Sua partida suscitou-me adormecidos sentimentos.  O pouco tempo que aqui estiveste serviu-nos a relembrar grandes feitos em nossa juventude. Malgrado foram aqueles anos sessenta, serviram-nos, no entanto, ao exercício de uma vida de liberdade, alegria e contestação.

Quanto à sua carta, recebi-a recente. Entristece-me aqui dizer-te que tinhas razão quanto a teu irmão. Contatei-o via de uma dessas redes sociais. Trabalha em certa Universidade Federal e, pela foto, guarda fielmente sua aparência quando jovem. O silêncio, porém, disse tudo por ele. Não há mais o que falar; pelo visto, resolveu pôr de vez uma pedra sobre o passado.

Com o Sérgio, deu-se o mesmo: após tantos e tantos anos, reconheci-o também através de seu site pessoal, sacou?  Site pessoal!  Lá exposta, fotografia de época denuncia-o trinta anos atrás: o mesmo corpo franzino e enérgico, desafiador dos patrões, traz ainda os velhos óculos pesados, aros de tartaruga, a lhe debilitar o aspecto. Sim, era ele, o Sérgio, mas, ele próprio confirmou-me pelo correio não ser o nosso amigo. Jurou, este, de pés juntos, ter nascido em certo país limítrofe e inclusive torcer por  conhecido time de lá.  Veja o que é a vida. Paciência.

Infelizmente certas pessoas caminham, sobem a um patamar de grandeza e perdem o senso da gratidão.  Outras vivem entranhadas com as sombras do passado, fantasmas ainda vivos a amedrontá-las em suas memórias, quando não, marcadas profundamente pela desconfiança de tudo e de todos. Assim reagem certos homens, bem conheces a natureza humana. Há de se considerar, por outro lado, que num país onde se contempla melhor o futuro do que prever como ficará o próprio passado é fácil deduzir e respeitar as apreensões delas.
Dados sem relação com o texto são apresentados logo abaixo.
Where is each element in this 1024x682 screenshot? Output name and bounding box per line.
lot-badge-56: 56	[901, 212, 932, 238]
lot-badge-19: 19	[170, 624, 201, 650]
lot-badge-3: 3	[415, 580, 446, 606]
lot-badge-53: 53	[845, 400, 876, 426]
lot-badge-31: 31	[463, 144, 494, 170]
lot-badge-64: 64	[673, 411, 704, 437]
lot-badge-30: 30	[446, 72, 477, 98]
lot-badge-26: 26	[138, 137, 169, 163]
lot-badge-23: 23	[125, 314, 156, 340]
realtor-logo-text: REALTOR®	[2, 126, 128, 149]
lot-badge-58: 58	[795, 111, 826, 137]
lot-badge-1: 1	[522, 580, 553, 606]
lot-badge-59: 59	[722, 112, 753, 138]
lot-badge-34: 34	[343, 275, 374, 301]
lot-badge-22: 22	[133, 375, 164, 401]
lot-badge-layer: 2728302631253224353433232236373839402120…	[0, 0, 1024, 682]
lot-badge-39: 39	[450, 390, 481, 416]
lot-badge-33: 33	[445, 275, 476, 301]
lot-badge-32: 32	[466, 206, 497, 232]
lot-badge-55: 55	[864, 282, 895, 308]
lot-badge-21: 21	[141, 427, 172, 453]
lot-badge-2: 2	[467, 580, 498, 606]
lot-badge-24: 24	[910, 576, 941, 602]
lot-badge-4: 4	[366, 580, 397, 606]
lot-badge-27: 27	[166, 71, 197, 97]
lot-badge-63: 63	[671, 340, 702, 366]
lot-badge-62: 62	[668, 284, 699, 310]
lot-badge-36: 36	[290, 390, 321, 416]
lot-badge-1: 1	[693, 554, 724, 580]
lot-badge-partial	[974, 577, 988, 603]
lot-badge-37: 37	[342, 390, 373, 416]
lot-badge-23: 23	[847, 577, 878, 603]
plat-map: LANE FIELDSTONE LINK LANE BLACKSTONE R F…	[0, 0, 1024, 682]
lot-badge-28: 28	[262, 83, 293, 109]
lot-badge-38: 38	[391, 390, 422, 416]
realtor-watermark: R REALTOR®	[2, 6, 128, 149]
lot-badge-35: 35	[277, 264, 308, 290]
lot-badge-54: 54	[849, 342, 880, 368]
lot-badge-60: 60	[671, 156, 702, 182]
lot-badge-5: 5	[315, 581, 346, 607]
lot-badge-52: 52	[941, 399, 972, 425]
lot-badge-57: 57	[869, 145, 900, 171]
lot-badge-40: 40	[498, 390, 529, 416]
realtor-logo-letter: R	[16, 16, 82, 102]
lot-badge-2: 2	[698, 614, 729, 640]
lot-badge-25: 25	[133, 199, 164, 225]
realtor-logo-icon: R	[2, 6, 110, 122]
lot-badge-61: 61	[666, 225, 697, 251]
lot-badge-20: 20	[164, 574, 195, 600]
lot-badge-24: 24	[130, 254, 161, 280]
Quando me perguntas pelos demais posso dizer-te que a mim também eles tem reaparecido na lembrança, e por essas razões bem conhecidas não posso condená-los pelo silêncio.  Todavia, vi, nos últimos anos, o Joca, o Maxwel e o Nilo que te recomendaram fortes abraços e votos de saúde. Estão todos bem e conservados.

Com a costumeira saudação, sou.

 

                                                         B.Granda.

 

Texto de mera ficção, juntamente aos nomes citados.